There is a fairly well-known greedy algorithm for solving the product of digits problem in base 10. Simply take as many 9’s as possible, then as many 8’s as possible, and so on. For example, to find the smallest number whose product of digits is 1080, begin by taking out a 9 (leaving 120), then take out an 8 (leaving 15), then a 5 (leaving 3), then a 3, so the answer is 3589. Unfortunately this doesn’t carry over to higher bases. Consider the number 22 * 34 * 5 4 in base 19. Using the greedy approach, we’d first extract two 18’s (leaving 54), then four 5’s, for an answer of 5555II. However, a better answer is 4FFFF (four 15’s and one 4). Thus the subproblem of finding the smallest number in a fixed base must be solved with another method.

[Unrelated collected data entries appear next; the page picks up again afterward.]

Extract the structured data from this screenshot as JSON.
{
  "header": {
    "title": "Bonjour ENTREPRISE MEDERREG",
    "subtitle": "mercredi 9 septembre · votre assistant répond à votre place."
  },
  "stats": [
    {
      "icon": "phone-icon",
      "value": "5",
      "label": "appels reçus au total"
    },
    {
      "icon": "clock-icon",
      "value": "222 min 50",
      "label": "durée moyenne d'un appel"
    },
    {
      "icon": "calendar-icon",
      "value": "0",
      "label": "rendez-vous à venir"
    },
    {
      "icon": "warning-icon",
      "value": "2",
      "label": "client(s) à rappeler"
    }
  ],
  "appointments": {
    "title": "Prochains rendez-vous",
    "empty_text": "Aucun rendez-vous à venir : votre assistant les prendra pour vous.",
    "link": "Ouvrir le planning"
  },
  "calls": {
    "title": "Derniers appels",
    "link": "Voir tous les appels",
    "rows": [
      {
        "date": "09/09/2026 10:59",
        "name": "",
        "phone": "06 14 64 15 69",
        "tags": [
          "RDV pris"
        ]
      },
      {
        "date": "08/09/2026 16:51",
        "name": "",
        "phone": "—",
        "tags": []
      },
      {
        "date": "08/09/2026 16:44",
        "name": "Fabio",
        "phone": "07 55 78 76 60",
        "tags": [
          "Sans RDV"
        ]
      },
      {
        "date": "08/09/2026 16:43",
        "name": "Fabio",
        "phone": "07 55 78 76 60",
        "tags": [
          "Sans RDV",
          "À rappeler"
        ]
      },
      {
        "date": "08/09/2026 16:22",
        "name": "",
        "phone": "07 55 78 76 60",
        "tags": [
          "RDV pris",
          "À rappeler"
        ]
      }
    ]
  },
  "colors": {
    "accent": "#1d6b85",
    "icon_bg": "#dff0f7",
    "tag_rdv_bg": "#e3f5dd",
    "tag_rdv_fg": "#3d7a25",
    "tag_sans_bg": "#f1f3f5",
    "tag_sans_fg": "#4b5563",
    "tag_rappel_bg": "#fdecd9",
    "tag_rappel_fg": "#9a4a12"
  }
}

Additionally, the smallest base for which an answer is possible may not be base with the smallest answer. The smallest counterexample is “14”. The number 18, written in base 5 is “33”, whose product of digits is 9, which is “14” in base 5. However, the number 17, written in base 6 is “25”, whose product of digits is 10, which is “14” is base 6.

To solve the problem, we iterate through every possible base, finding the smallest number in each base whose product of digits gives S. Since a number cannot exceed the product of its digits, we can stop when the string S evaluated in base B is greater than the smallest value of I found thus far. To find the smallest number in a fixed base, we use a modified Dijkstra’s algorithm.

SETTER’S SOLUTION

Can be found here.

TESTER’S SOLUTION

Can be found here.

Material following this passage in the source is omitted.